A shortage of pentanes-plus (C5+) along the Gulf Coast resulted in a Mont Belvieu price spike the final week of March due to increased demand from refiners ramping up summer-grade gasoline blending. Pentanes-plus prices also rose at Conway while butane prices rose at both hubs.
Mont Belvieu C5+ rose 23% to $1.38 per gallon (gal) its highest price since it was $1.41/gal the week of Nov. 26. This surge was largely responsible for the 11% gain in the theoretical NGL barrel (bbl) at the hub. The Conway price improved 7% to $1.15/gal, its highest price in a month.
While the NGL with the closest relationship to crude oil surged in value, West Texas Intermediate (WTI) crude continued to hover around $50/bbl, giving a clear indication that the movement on C5+ was market-based and not related to other markets.
Indeed, the gains posted by butane and isobutane at both hubs were much more muted as they hit their highest level in about a month.
Crude prices are entering the weakest part of the year in the second quarter. This downturn is likely to operate as a headwind for heavy NGL prices. Barclays Capital noted in a March 31 research note that there were several factors that supported crude prices in the first quarter, which is a bit scary considering how far prices tumbled in the past six months. These factors include:
- Diesel and fuel oil demand increased this past winter due to colder-than-normal weather and natural gas infrastructure bottlenecks;
- Product margins for crude increased due to refinery strikes, unplanned outages in Latin America and the U.S. West Coast and the enforcement of low sulfur fuel oil use in Emission Control Areas;
- Production disruptions in Libya and Iraq;
- Stockbuilding in China at the end of 2014 and stockholding obligations in Europe; and
- A delayed oil price pass-through to LNG prices.

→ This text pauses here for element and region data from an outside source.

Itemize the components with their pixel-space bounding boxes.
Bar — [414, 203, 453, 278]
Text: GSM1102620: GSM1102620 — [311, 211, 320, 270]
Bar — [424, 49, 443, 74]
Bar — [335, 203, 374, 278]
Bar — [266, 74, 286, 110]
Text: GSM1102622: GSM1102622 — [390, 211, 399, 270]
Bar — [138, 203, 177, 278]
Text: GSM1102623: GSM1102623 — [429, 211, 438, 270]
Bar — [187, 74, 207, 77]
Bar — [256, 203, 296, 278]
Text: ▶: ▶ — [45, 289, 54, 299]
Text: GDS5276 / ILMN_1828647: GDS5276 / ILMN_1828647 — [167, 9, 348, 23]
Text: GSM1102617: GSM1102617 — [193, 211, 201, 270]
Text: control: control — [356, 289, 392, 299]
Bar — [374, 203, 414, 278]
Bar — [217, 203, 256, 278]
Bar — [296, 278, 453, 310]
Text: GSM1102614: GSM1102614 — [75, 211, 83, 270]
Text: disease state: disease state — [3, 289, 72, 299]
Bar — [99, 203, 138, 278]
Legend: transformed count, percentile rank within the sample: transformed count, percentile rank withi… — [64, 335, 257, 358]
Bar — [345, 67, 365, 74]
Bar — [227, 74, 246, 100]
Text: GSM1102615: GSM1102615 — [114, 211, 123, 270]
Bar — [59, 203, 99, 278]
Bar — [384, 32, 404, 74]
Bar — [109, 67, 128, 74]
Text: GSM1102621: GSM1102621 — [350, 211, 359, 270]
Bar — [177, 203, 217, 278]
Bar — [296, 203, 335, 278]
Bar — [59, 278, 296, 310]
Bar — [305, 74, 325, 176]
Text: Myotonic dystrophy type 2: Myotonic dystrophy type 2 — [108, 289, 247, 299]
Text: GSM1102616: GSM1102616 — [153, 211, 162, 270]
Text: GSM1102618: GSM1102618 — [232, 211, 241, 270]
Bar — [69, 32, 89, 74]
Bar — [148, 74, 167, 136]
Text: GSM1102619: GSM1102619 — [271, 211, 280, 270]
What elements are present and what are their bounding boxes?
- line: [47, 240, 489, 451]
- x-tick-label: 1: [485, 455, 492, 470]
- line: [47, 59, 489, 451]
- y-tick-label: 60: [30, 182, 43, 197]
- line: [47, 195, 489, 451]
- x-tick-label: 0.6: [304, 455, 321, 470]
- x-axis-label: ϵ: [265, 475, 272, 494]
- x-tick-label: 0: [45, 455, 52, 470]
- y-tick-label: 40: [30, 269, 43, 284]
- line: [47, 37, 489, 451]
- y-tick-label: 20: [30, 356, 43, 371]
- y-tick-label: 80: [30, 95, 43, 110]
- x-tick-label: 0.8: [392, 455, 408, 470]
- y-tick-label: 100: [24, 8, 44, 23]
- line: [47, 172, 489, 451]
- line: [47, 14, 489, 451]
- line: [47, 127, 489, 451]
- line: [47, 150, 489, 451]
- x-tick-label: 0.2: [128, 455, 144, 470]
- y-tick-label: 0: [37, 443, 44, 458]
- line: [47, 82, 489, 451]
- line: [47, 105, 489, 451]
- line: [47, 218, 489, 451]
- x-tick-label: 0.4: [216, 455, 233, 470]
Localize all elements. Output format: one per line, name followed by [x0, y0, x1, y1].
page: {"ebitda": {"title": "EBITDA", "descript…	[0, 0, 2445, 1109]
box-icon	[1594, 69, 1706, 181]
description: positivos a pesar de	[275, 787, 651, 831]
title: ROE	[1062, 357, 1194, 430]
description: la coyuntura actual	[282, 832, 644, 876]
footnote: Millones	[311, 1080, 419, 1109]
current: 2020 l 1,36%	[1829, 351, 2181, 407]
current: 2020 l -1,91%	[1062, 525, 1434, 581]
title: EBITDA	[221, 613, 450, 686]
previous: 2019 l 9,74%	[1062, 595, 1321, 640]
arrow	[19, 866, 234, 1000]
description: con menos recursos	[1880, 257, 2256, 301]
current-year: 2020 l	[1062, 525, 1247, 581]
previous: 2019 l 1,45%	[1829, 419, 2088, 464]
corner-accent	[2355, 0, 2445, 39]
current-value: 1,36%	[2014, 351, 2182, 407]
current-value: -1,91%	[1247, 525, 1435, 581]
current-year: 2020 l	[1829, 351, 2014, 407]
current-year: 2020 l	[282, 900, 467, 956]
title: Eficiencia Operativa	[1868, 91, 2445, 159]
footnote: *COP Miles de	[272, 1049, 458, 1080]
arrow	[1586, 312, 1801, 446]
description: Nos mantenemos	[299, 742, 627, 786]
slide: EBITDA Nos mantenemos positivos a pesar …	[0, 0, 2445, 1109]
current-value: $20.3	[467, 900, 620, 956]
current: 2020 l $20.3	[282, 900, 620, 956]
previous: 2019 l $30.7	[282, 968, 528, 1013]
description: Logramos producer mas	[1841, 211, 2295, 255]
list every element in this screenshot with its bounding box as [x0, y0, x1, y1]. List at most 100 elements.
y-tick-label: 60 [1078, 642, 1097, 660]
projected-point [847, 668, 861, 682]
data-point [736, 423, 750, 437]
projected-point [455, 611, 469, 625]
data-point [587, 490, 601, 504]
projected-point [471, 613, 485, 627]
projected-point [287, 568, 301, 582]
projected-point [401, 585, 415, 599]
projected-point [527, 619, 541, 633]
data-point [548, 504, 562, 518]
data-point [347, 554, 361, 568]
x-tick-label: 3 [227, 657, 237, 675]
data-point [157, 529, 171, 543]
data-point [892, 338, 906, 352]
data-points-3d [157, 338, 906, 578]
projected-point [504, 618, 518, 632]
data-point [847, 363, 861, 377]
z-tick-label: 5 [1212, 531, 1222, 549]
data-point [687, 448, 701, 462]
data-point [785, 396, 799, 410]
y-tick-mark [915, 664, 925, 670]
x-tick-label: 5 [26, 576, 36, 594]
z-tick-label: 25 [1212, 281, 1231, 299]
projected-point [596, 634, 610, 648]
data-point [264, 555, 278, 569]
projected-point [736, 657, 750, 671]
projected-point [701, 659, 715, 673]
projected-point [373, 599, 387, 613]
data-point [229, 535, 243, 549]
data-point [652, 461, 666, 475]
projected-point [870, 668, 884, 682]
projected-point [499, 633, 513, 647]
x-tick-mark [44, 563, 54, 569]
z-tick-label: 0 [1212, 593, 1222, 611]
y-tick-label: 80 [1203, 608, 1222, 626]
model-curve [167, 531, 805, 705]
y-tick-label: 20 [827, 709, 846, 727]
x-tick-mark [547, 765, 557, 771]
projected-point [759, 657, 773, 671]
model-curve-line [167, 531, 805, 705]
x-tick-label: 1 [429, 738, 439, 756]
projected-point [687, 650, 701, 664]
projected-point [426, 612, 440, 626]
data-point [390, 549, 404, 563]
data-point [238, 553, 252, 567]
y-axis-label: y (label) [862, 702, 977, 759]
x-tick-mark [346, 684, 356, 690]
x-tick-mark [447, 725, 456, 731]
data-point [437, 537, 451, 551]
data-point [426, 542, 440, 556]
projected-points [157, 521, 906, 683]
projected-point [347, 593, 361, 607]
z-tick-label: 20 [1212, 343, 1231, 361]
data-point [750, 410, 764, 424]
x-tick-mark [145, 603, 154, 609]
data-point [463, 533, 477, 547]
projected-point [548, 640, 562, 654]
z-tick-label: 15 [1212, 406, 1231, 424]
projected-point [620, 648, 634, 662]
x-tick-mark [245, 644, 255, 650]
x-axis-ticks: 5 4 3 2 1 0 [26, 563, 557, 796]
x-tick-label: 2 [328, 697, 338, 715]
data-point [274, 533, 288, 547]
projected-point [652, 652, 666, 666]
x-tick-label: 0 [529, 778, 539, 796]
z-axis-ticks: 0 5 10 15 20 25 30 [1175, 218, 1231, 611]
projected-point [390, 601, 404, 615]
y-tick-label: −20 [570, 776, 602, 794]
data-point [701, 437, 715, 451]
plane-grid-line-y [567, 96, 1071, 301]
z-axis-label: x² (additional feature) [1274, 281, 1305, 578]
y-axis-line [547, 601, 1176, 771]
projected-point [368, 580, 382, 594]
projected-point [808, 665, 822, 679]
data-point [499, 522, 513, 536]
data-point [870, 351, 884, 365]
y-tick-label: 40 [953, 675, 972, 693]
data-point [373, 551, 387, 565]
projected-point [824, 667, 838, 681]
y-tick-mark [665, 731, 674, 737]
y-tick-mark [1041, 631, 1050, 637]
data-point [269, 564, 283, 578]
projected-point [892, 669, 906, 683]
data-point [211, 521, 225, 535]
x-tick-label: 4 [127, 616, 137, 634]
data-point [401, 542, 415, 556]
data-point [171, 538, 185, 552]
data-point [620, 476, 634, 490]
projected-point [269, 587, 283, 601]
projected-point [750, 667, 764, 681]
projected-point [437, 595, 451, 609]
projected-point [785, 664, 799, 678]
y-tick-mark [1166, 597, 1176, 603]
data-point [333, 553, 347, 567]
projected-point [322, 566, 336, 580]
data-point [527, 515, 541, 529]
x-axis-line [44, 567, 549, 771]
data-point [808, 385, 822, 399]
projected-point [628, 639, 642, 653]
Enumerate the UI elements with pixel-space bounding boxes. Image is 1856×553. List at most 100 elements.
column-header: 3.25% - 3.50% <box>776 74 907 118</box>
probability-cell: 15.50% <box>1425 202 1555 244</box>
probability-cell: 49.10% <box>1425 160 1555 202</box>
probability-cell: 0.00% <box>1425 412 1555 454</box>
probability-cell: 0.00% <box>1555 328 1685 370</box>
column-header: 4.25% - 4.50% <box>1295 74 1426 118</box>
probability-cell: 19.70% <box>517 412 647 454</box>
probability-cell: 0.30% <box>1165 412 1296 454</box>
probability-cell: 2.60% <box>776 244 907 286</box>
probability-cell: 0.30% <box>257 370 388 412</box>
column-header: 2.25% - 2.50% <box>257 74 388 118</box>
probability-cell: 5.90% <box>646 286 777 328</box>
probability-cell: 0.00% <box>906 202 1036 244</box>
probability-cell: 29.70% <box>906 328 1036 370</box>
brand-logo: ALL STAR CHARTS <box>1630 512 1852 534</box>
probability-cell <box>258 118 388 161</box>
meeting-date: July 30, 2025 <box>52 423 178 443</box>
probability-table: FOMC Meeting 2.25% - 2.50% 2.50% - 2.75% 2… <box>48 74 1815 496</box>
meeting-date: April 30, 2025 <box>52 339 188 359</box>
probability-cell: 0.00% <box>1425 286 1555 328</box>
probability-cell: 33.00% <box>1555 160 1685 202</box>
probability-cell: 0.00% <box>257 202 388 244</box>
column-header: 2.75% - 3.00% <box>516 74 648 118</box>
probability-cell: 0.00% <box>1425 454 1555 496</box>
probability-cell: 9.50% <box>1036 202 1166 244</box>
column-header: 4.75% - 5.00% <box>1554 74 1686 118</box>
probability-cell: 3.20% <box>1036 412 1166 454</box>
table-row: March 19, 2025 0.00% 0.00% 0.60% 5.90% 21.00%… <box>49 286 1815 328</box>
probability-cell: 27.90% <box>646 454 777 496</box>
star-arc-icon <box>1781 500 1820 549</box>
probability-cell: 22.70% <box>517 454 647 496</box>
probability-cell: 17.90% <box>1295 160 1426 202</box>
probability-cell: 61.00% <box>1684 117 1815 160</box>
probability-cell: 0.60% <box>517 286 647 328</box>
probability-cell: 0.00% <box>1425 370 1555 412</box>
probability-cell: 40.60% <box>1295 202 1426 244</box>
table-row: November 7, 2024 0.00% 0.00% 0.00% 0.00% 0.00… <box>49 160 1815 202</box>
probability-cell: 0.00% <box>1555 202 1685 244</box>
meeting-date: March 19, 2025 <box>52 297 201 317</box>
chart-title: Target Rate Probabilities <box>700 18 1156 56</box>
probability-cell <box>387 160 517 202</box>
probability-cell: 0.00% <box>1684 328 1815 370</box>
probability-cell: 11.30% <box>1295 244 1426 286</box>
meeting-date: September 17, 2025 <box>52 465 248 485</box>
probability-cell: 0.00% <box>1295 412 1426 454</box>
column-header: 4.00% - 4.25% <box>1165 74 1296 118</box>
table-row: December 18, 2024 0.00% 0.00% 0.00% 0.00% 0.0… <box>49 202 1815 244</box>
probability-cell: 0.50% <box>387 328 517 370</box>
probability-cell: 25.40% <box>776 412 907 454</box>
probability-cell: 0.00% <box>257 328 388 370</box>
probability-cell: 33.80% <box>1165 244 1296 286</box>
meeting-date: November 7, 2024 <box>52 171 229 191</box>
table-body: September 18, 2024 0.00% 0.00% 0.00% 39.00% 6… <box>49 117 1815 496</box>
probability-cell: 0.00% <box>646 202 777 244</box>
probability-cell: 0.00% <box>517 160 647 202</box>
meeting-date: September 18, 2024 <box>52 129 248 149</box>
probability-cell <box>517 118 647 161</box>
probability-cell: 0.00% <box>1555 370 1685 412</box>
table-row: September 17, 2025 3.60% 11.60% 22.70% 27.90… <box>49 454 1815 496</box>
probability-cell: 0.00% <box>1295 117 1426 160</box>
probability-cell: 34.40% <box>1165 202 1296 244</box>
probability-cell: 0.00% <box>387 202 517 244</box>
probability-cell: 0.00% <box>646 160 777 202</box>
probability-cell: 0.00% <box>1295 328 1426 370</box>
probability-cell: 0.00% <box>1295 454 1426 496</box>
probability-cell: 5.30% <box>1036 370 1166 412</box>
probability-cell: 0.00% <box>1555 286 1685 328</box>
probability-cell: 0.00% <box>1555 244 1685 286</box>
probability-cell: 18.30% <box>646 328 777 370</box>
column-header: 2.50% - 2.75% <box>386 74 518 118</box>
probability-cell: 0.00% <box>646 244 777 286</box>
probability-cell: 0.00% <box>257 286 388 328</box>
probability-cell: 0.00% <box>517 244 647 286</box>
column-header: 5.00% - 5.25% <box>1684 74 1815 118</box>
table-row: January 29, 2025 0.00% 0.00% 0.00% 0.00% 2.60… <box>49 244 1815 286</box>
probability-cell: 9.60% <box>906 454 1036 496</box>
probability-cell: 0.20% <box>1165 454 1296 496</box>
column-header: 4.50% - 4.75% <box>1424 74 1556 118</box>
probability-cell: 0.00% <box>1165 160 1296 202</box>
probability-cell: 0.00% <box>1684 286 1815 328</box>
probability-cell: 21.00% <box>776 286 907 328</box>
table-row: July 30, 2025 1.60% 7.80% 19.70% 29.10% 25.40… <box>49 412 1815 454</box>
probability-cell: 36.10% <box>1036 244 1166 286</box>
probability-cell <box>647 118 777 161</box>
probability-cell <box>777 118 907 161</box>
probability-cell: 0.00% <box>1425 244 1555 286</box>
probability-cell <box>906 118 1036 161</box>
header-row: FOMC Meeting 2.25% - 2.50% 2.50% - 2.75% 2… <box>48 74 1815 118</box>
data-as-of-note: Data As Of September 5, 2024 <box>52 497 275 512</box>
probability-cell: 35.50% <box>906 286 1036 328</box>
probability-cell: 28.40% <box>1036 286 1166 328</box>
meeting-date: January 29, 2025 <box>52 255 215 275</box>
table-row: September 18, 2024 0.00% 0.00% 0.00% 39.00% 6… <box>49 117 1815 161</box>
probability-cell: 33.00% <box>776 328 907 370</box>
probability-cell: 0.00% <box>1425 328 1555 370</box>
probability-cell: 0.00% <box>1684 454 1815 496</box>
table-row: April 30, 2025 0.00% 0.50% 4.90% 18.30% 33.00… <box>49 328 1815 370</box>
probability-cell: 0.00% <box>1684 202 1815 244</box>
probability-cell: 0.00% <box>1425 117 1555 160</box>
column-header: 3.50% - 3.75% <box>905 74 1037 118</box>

Despite the impact on crude demand, the market is expected to remain oversupplied by 2 million bbl/d in the second quarter. “New prices [expected] for Brent are unlikely and WTI is not expected to go below $40/bbl. Both prices are anchored by the back of the market and available storage capacity, even if it is floating,” PIRA Energy Group’s Weekly Oil Market Recap for the week ending March 29 said. “The magic is working to tighten oil markets but it takes time. Gasoline season looks healthy but new refinery capacity will pressure distillate. Political uncertainties are on the rise with the Nigerian elections, Saudi Arabia’s direct military involvement in Yemen and turmoil in Libya, among other things.”
Light NGL prices were a mixed bag as propane prices went up but ethane prices retreated very slightly. Interestingly, this occurred despite propane inventories increasing and was more likely due to prices having hit their floor the previous week. The Mont Belvieu propane prices rose 7% to 54 cents/gal, its highest price in a month, while the Conway price increased 4% to 49 cents/gal, its highest price in three weeks.
Frac spread margins were largely unchanged as gas prices fell with the advent of the spring shoulder season. The most profitable NGL to make at both hubs was C5+ at 79 cents/gal at Conway and 83 cents/gal at Mont Belvieu. This was followed, in order, by isobutane at 39 cents/gal at Conway and 35 cents/gal at Mont Belvieu; butane at 31 cents/gal at Conway and 32 cents/gal at Mont Belvieu; propane at 24 cents/gal at Conway and 27 cents/gal at Mont Belvieu; and ethane at 2 cents/gal at Conway and 1 cent/gal at Mont Belvieu.
There was a bit of a surprise as natural gas storage levels declined the week of March 27 with the U.S. Energy Information Administration reporting that storage declined by 18 billion cubic feet (Bcf) to 1.461 trillion cubic feet (Tcf) from 1.479 Tcf the previous week. This was 75% greater than the 833 Bcf posted last year at the same time and 12% lower than the five-year average of 1.651 Tcf.
Storage injections should return this coming week as heating demand will be very limited due to normal to warmer-than-normal temperatures expected around the country. This may result in limited cooling demand, but likely not enough to result in another withdrawal.